УДК 130 Вестник СПбГУ. Сер. 6. 2012. Вып. 3
Л. С. Гуменюк
ПАМЯТНИК И ОБЩЕСТВО: ИСТОРИЯ ПРОТИВ АРХИТЕКТУРЫ
Последнее время защите архитектурного наследия в масс-медиа уделяется внимания не меньше, чем решению жилищных, транспортных и прочих городских проблем.
Например, в Петербурге известен скандал с так называемым «Домом литераторов» (Невский пр., 68). Это здание, обреченное на снос для возведения новой гостиницы, было рядовым доходным домом, разрушенным во время Великой Отечественной войны и отстроенным в формах сталинской неоклассики. Защита объекта в прессе и блогах строилась на его связи с литераторами: Белинским, Тургеневым и др. (которые, к слову, жили в соседнем корпусе [1]), а не на идее сохранения хорошего образца советской архитектуры, что выглядело бы более логичным.

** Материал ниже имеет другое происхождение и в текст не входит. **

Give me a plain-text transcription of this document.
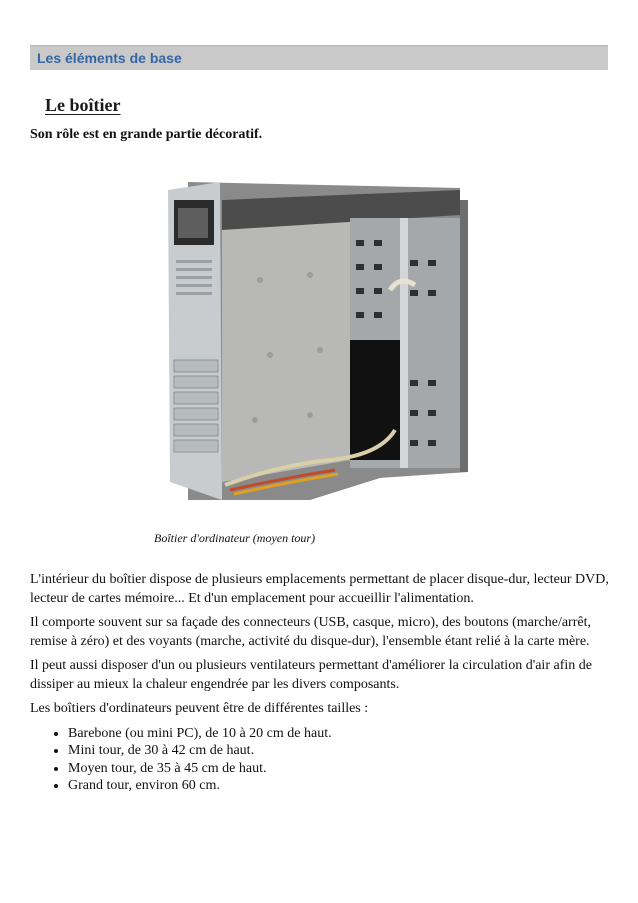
Les éléments de base
Le boîtier

Son rôle est en grande partie décoratif.

Boîtier d'ordinateur (moyen tour)

L'intérieur du boîtier dispose de plusieurs emplacements permettant de placer disque-dur, lecteur DVD, lecteur de cartes mémoire... Et d'un emplacement pour accueillir l'alimentation.

Il comporte souvent sur sa façade des connecteurs (USB, casque, micro), des boutons (marche/arrêt, remise à zéro) et des voyants (marche, activité du disque-dur), l'ensemble étant relié à la carte mère.

Il peut aussi disposer d'un ou plusieurs ventilateurs permettant d'améliorer la circulation d'air afin de dissiper au mieux la chaleur engendrée par les divers composants.

Les boîtiers d'ordinateurs peuvent être de différentes tailles :

• Barebone (ou mini PC), de 10 à 20 cm de haut.
• Mini tour, de 30 à 42 cm de haut.
• Moyen tour, de 35 à 45 cm de haut.
• Grand tour, environ 60 cm.
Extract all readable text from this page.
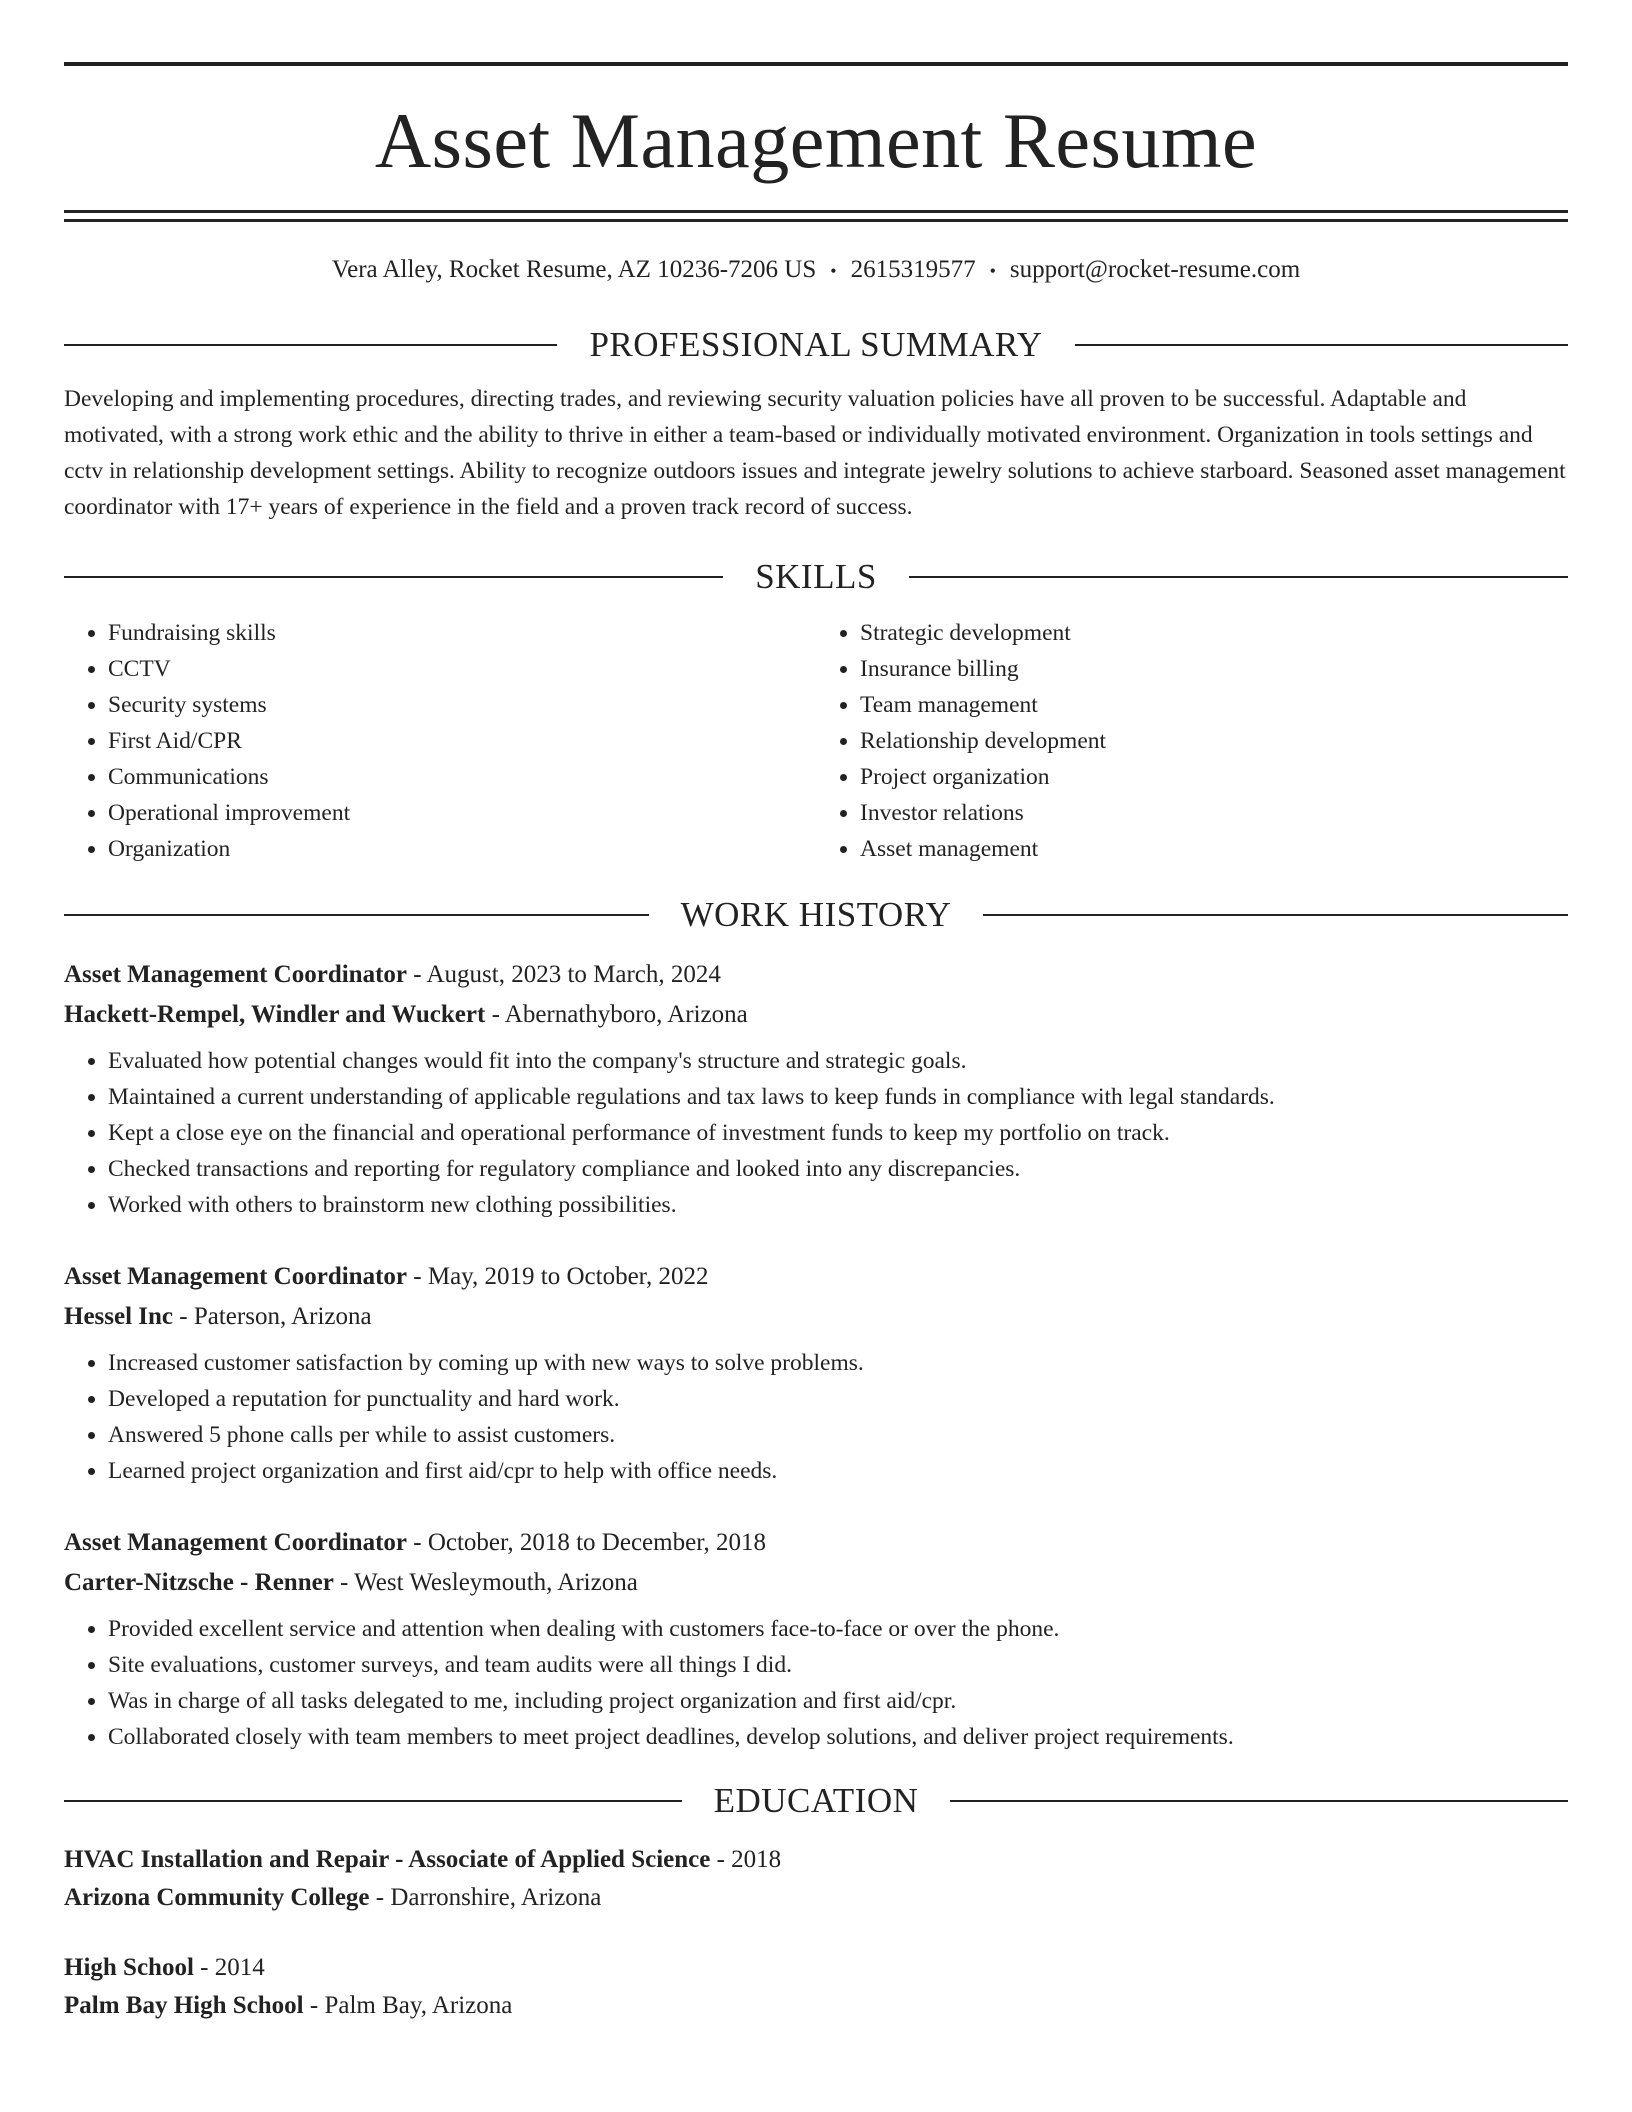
Asset Management Resume
Vera Alley, Rocket Resume, AZ 10236-7206 US • 2615319577 • support@rocket-resume.com
PROFESSIONAL SUMMARY
Developing and implementing procedures, directing trades, and reviewing security valuation policies have all proven to be successful. Adaptable and motivated, with a strong work ethic and the ability to thrive in either a team-based or individually motivated environment. Organization in tools settings and cctv in relationship development settings. Ability to recognize outdoors issues and integrate jewelry solutions to achieve starboard. Seasoned asset management coordinator with 17+ years of experience in the field and a proven track record of success.
SKILLS
• Fundraising skills
• CCTV
• Security systems
• First Aid/CPR
• Communications
• Operational improvement
• Organization
• Strategic development
• Insurance billing
• Team management
• Relationship development
• Project organization
• Investor relations
• Asset management
WORK HISTORY
Asset Management Coordinator - August, 2023 to March, 2024
Hackett-Rempel, Windler and Wuckert - Abernathyboro, Arizona
• Evaluated how potential changes would fit into the company's structure and strategic goals.
• Maintained a current understanding of applicable regulations and tax laws to keep funds in compliance with legal standards.
• Kept a close eye on the financial and operational performance of investment funds to keep my portfolio on track.
• Checked transactions and reporting for regulatory compliance and looked into any discrepancies.
• Worked with others to brainstorm new clothing possibilities.
Asset Management Coordinator - May, 2019 to October, 2022
Hessel Inc - Paterson, Arizona
• Increased customer satisfaction by coming up with new ways to solve problems.
• Developed a reputation for punctuality and hard work.
• Answered 5 phone calls per while to assist customers.
• Learned project organization and first aid/cpr to help with office needs.
Asset Management Coordinator - October, 2018 to December, 2018
Carter-Nitzsche - Renner - West Wesleymouth, Arizona
• Provided excellent service and attention when dealing with customers face-to-face or over the phone.
• Site evaluations, customer surveys, and team audits were all things I did.
• Was in charge of all tasks delegated to me, including project organization and first aid/cpr.
• Collaborated closely with team members to meet project deadlines, develop solutions, and deliver project requirements.
EDUCATION
HVAC Installation and Repair - Associate of Applied Science - 2018
Arizona Community College - Darronshire, Arizona
High School - 2014
Palm Bay High School - Palm Bay, Arizona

В этой статье нас интересует проблема формирования общественного отношения к культурному наследию, в том числе и градозащитного дискурса, в контексте проблемы замещения архитектурной ценности здания ценностью исторической и общекультурной.
Новое — хорошо не забытое старое
Начнем с основного, но уже банального вопроса теории и практики сохранения культурного наследия — оппозиции реставрации, подразумевающей восстановление и воссоздание недостающих частей, и чистой консервации, когда здание остается в том виде, в каком оно дошло до наших дней, и предотвращается лишь его дальнейшее разрушение. В идеале современная европейская теория реставрации тяготеет к консервации. Однако в России эта концепция принимается с трудом: для нас сохраненный памятник все еще представляется зданием в идеальном техническом состоянии. Этот вопрос беспокоит современных исследователей. Например, В. В. Седов высказывает теорию о том, что Россия в данном вопросе ориентируется на протестантские северо-европей-ские страны, где «новая чистенькая среда является местом обитания обновленных, достойных и чистых помыслами людей» [2]. Но в этом также видится преобладание исторического восприятия памятника — как макета, маркирующего место, связанное с культурным событием.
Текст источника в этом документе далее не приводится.